Kabuki syndrome (KS) is one of the classical, clinically well-known multiple anomalies/mental retardation syndromes, mainly characterized by a very distinctive facial appearance in combination with additional clinical signs such as developmental delay, short stature, persistent fingerpads, and urogenital tract anomalies. In our study, we sequenced all 54 coding exons of the recently identified MLL2 gene in 34 patients with Kabuki syndrome. We identified 18 distinct mutations in 19 patients, 11 of 12 tested de novo. Mutations were located all over the gene and included three nonsense mutations, two splice-site mutations, six small deletions or insertions, and seven missense mutations.
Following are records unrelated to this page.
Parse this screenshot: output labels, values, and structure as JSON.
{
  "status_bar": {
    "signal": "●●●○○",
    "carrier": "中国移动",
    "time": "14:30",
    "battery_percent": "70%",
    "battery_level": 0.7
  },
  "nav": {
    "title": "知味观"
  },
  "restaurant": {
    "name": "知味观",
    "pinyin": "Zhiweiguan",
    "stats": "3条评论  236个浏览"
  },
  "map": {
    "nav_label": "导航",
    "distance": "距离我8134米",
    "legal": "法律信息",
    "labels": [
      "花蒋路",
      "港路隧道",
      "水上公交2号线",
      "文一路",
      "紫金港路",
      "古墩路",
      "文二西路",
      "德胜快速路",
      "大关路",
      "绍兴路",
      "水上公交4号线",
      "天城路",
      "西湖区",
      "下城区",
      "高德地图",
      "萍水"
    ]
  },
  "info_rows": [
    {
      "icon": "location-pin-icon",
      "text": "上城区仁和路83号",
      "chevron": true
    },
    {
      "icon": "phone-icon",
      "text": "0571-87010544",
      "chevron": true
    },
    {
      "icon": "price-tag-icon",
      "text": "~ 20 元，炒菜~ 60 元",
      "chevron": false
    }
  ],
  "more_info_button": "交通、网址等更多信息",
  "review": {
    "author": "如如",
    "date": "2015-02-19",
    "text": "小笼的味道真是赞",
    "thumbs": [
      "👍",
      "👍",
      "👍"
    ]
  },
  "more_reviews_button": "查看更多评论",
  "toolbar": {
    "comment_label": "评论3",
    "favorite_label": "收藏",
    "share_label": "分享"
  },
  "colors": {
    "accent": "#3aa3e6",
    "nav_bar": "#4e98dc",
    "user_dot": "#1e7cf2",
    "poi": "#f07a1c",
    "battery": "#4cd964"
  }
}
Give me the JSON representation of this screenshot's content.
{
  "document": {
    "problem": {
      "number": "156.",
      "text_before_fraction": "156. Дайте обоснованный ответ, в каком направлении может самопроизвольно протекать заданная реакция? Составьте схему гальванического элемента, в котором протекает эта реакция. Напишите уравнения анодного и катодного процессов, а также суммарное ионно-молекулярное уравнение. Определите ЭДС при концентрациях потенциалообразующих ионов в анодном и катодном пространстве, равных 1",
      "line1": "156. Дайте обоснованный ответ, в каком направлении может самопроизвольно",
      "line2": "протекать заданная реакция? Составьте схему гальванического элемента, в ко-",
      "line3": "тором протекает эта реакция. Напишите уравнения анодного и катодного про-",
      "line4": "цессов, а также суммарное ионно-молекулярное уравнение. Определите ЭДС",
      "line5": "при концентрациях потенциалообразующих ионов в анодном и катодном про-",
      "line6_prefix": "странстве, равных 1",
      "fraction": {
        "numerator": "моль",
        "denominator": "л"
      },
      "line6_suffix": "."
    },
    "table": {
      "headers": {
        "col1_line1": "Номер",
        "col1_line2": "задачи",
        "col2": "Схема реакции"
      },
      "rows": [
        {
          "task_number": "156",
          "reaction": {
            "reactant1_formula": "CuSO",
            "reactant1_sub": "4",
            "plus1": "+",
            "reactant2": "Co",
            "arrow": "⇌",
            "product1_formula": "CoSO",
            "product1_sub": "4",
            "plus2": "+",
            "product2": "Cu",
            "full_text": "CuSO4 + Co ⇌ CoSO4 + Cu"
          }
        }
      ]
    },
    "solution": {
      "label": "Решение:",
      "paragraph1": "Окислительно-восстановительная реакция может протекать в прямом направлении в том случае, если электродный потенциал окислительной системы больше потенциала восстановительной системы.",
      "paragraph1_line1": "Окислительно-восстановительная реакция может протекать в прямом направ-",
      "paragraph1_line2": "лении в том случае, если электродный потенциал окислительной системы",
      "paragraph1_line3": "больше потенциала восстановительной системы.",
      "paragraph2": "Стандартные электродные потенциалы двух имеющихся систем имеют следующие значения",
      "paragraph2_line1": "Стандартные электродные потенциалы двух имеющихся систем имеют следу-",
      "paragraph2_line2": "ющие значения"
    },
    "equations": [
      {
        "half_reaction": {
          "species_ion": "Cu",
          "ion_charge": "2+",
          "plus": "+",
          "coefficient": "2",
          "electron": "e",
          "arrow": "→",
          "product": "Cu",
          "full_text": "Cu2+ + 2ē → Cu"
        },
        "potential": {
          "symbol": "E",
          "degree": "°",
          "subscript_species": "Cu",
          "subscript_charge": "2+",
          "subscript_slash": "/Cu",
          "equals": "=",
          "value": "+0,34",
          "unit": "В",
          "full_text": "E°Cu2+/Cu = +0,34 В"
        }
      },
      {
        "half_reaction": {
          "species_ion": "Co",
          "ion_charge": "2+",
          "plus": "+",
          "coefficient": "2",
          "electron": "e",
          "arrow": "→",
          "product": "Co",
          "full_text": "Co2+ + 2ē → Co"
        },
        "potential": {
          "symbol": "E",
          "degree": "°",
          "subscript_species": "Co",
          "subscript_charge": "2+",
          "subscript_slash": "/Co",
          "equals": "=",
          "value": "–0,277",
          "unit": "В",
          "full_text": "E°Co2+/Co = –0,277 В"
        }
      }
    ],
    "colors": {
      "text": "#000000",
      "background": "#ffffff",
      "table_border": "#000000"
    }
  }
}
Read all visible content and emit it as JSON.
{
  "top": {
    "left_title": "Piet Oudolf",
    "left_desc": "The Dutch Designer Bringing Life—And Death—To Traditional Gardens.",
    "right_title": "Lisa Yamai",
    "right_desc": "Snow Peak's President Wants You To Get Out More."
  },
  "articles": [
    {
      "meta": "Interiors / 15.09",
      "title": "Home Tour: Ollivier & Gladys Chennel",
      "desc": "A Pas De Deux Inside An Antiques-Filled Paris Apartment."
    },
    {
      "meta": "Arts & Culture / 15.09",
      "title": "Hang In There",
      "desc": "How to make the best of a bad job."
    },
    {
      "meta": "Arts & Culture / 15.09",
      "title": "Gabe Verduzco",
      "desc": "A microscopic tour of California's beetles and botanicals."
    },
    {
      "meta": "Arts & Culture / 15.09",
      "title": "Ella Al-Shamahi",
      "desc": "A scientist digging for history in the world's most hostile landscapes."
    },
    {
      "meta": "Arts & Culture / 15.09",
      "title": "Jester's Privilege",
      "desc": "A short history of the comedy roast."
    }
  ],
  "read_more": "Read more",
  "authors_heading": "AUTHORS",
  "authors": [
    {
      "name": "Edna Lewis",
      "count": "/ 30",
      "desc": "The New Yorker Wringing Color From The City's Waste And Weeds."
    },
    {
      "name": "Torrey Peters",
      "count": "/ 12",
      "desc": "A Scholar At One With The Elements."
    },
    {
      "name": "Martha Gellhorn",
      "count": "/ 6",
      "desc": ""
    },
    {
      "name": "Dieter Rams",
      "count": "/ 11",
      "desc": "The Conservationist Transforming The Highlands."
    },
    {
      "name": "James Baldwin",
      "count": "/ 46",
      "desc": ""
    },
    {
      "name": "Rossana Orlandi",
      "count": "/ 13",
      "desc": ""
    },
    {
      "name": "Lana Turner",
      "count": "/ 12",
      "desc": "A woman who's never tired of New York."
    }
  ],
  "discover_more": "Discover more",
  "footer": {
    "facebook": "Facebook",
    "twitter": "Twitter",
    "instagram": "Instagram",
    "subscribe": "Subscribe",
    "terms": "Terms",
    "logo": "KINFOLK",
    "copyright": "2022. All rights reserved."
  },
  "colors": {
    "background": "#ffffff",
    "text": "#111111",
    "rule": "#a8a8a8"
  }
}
We compared frequencies of clinical symptoms in MLL2 mutation carriers versus non-carriers. MLL2 mutation carriers significantly more often presented with short stature and renal anomalies (p = 0.026 and 0.031, respectively), and in addition, MLL2 carriers obviously showed more frequently a typical facial gestalt (17/19) compared with non-carriers (9/15), although this result was not statistically significant (p = 0.1). Mutation-negative patients were subsequently tested for mutations in ten functional candidate genes (e.g. MLL, ASC2, ASH2L, and WDR5), but no convincing causative mutations could be found. Our results indicate that MLL2 is the major gene for Kabuki syndrome with a wide spectrum of de novo mutations and strongly suggest further genetic heterogeneity.